Posted by Dakota 'DarkHorse' Hills • November 22, 2022 at 4:08 p.m. PST • Comments: 29

Fighting games (and video games in general) are pretty much always expected to see their sales drop off long before support for a title is finished, but that's certainly not the case over at Nintendo.

Despite Super Smash Bros. Ultimate not receiving any new content since Kingdom Hearts' Sora released over a year ago, the game is still managing to outsell every other fighter on the market by a wide margin.

Nintendo recently updated their quarterly investor information, which revealed that Smash Ultimate has reached a whopping 29.53 million copies sold worldwide as of September 30, 2022.

This means the platform fighter that's nearing its 4th birthday managed to push an additional 710,000 units in just 3 months time and 3.82 million copies over the past year.

Most fighting game developers would kill to have those numbers in their launch year meanwhile Smash is doing so by merely existing.

This is further backed up by Smash Ultimate consistently ranking among the top-selling games in the United States almost every month since it released, and the game stayed in rating for October 2022 although it did slip from 14th to 20th overall — and it's still the 18th top selling game of the year.

That's not even to say other fighters haven't been selling well either.

Tekken 7, Mortal Kombat 11 and Street Fighter 5 (technically) are all now the best selling entries in their respective franchises, and fighting game sales numbers appear to be generally increased this past generation to the point where it may be surpassing the boom of the '90s.

If you combine those Tekken, MK and Street Fighter numbers together, however, they just barely beat out what Smash Ultimate has accomplished in generally less time.

Masahiro Sakurai's push of "Everyone is Here" and the inclusion of many new characters who were considered impossible dreams really paid off, and the rest of the game's content created a fighter that almost anyone can enjoy — while featuring at least 1 character they care about.

It's a bit tired to say that other fighters don't need to be Smash (because they don't), but at this point, there may not even be another fighter that could match this success — at least not for a long time.

Unless the next Smash Bros. game includes everything Ultimate had and then some, which it in all likelihood won't, it may struggle to capture this same lightning in a bottle again.

There are big releases on the horizon that are all likely to be massive hits in their own right with Street Fighter 6, Tekken 8 and Project L, but only Riot Games' project has the current potential to be downloaded more than 30 million times — but it's also a free to play game.

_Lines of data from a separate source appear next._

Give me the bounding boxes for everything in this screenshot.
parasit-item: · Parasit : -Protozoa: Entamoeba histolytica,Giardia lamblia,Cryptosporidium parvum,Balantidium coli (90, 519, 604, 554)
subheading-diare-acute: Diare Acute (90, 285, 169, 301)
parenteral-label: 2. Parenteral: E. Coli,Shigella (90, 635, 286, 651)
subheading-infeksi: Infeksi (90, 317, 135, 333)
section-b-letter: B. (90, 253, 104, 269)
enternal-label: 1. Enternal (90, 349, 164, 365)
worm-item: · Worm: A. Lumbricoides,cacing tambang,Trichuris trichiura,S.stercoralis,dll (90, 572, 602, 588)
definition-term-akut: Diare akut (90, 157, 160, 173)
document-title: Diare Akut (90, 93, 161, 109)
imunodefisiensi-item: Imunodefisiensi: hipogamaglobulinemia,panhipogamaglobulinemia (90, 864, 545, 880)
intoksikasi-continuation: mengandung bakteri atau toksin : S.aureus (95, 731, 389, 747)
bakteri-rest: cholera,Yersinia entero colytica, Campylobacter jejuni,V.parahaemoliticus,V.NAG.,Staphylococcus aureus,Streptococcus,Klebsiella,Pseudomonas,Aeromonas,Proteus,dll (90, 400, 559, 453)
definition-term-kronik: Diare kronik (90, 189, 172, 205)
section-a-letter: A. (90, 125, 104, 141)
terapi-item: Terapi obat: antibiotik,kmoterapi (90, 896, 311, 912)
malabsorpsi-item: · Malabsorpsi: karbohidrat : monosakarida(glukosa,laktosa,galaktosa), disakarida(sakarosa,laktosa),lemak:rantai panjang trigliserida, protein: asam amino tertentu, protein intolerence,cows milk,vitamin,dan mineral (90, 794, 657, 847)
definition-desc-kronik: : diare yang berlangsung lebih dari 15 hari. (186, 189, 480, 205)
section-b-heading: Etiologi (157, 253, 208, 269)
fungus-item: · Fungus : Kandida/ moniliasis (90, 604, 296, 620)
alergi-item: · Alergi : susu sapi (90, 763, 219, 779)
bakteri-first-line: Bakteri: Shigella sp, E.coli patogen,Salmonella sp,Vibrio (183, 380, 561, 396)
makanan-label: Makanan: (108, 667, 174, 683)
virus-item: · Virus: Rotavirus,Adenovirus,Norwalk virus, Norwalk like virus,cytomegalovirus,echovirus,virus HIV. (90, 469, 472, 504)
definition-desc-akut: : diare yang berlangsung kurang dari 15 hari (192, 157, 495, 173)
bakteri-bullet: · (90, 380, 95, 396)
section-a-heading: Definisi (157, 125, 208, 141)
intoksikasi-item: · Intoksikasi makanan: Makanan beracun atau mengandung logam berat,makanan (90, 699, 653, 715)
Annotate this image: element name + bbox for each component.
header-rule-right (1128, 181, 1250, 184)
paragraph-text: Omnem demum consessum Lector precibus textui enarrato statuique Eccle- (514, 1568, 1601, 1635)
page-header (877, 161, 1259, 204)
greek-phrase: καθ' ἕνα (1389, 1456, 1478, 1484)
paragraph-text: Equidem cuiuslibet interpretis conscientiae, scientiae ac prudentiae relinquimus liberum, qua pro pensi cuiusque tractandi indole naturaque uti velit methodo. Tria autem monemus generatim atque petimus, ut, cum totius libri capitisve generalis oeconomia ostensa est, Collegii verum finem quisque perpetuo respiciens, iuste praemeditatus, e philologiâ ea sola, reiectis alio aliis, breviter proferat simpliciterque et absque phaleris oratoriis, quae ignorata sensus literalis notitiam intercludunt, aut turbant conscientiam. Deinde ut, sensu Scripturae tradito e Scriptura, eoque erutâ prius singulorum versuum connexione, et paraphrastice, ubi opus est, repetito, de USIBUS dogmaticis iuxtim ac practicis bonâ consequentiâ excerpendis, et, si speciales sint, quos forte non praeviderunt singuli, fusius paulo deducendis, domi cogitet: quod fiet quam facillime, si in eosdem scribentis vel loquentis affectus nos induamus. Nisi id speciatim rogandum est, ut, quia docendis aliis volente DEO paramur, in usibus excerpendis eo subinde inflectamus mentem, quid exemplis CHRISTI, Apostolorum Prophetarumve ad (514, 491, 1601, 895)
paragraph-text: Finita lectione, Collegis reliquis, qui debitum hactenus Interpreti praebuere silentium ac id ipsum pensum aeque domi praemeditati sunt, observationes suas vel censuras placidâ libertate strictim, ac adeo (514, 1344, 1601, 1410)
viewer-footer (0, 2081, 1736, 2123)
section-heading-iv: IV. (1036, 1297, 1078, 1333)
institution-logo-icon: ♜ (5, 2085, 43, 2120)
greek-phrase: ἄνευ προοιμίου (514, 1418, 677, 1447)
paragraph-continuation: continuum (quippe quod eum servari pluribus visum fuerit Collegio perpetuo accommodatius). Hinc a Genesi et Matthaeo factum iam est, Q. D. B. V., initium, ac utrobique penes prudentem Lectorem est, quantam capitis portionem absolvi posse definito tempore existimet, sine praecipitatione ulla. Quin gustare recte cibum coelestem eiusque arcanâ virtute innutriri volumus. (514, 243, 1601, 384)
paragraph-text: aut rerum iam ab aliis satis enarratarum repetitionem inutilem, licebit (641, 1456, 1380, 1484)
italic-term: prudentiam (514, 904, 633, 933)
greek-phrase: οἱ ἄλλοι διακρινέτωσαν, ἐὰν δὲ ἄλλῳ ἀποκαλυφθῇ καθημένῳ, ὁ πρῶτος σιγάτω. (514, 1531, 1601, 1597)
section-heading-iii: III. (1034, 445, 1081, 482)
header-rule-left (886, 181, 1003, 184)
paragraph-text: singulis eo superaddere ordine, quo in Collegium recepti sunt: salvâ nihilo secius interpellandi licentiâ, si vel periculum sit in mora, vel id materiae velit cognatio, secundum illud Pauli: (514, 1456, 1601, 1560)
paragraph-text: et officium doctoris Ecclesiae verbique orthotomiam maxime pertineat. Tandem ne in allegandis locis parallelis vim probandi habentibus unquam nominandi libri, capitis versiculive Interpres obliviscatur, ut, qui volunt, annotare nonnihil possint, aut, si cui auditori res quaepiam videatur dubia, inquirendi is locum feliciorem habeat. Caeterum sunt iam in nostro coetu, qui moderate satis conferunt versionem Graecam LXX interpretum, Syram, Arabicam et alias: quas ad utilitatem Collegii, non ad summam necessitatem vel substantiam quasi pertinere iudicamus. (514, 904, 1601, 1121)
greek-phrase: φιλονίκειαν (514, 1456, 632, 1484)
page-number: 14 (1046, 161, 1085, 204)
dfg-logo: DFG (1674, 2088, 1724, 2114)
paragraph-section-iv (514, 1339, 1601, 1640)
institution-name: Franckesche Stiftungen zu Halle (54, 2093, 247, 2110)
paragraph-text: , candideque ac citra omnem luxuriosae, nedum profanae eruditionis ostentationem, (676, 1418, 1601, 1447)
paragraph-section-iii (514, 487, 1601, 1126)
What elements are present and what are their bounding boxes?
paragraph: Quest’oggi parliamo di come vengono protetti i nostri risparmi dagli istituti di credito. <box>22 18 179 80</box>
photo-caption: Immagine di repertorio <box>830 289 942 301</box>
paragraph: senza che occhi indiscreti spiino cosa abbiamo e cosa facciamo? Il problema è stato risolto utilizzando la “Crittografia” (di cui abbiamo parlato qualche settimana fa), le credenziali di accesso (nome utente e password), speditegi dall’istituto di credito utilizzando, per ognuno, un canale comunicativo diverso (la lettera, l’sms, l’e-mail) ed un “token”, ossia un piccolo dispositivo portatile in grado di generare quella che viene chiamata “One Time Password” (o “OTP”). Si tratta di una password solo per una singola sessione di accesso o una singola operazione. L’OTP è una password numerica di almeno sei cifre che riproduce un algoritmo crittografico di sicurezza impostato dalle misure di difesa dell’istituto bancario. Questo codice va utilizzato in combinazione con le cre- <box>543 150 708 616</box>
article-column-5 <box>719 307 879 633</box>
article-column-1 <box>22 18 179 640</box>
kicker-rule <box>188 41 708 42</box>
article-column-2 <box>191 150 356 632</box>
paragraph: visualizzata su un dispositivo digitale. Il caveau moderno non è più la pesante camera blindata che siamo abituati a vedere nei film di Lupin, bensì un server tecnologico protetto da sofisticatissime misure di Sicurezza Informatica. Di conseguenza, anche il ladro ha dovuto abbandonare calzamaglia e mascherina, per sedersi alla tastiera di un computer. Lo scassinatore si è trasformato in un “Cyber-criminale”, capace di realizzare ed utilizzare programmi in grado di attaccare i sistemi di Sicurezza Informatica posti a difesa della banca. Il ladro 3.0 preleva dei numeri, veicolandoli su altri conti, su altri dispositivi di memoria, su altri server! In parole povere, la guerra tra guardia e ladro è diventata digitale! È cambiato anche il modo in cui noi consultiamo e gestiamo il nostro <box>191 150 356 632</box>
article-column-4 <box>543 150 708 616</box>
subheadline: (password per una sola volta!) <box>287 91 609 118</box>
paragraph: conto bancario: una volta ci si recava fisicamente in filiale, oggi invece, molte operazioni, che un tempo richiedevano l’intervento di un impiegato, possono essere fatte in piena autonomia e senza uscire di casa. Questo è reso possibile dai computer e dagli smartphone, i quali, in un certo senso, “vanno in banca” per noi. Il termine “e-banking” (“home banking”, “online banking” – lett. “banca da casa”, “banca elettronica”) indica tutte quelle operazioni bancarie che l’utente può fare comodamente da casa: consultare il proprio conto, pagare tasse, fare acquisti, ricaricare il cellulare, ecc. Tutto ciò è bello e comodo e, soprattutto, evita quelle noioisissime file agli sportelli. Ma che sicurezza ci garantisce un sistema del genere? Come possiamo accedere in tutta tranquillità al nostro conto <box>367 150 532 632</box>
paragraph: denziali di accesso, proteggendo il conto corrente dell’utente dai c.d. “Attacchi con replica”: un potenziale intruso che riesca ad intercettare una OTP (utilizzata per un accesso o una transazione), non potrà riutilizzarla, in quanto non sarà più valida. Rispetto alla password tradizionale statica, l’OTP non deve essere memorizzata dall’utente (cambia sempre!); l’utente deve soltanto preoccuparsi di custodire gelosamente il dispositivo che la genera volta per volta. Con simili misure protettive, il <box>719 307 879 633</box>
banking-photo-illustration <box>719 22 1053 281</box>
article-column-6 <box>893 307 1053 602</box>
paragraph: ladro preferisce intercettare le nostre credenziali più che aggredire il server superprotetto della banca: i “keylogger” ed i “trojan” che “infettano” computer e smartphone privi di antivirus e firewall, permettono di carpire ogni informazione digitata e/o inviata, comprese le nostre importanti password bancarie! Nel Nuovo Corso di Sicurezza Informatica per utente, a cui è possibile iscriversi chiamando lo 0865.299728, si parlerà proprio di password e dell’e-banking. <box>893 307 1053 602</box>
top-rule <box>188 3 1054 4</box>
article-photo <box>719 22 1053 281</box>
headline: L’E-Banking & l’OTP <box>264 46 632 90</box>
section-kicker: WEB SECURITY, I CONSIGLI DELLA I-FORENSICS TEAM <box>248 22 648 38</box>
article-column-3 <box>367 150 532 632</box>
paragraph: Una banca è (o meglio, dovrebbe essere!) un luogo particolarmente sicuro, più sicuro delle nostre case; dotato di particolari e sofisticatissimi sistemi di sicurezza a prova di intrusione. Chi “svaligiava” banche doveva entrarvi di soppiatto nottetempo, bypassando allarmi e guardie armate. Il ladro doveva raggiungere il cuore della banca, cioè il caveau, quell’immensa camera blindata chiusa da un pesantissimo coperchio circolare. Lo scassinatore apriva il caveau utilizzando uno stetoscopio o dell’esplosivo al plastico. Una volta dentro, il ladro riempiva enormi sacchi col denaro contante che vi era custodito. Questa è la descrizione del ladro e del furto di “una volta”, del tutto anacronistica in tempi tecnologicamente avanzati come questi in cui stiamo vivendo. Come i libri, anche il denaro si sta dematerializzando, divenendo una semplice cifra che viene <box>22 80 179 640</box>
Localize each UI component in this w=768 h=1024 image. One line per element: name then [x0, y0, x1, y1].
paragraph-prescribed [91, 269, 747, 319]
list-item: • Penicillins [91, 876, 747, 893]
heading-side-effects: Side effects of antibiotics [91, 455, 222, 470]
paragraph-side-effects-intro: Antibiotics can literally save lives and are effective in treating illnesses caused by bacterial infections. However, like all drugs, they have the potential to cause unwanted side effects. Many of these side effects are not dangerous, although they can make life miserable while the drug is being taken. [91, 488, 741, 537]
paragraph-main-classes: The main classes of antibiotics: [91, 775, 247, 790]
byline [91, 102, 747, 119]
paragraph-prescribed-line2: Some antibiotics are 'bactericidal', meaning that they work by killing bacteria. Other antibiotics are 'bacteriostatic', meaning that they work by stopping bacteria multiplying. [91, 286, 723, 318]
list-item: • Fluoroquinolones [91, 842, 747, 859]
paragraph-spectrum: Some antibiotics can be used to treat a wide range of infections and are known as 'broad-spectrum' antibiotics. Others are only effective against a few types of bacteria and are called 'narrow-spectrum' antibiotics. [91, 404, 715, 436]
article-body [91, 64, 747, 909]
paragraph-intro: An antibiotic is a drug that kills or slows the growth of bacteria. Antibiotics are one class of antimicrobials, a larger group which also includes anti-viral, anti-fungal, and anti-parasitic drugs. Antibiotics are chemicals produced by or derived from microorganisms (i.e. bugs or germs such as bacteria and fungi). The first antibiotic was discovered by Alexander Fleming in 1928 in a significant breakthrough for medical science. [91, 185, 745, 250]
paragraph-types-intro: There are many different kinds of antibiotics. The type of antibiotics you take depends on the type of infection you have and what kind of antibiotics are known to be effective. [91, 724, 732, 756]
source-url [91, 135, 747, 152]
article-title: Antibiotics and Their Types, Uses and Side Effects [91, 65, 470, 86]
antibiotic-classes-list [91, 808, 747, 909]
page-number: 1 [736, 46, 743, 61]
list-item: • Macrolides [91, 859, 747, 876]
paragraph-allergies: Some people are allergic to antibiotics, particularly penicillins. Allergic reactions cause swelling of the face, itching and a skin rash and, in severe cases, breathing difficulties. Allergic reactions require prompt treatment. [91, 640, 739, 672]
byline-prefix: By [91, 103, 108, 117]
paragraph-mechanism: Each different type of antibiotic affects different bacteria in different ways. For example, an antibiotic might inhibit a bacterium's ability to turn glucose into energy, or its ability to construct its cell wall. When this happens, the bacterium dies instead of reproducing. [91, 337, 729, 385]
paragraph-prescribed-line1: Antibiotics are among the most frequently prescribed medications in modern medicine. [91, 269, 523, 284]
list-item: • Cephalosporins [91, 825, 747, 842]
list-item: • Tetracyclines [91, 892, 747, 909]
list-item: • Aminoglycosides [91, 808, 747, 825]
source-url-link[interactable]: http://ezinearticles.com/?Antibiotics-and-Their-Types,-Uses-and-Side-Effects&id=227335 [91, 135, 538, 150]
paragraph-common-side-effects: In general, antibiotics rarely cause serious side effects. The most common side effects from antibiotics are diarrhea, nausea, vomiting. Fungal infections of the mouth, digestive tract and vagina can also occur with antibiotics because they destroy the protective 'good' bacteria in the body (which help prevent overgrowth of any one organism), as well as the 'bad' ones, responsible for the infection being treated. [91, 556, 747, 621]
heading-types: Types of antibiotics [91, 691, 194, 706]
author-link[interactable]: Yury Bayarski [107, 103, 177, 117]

Super Smash Bros. Ultimate is now in the realm of being a once in a generation or once in a lifetime experience that gave us Ryu, Terry Bogard, and Kazuya Mishima in the same game as Mario, Sora and Simon Belmont on the same battlefield.

Street Fighter 2 was a cultural phenomenon that held its best-selling fighter record for almost 30 years, and now Smash Ultimate is poised to carry that torch into the future.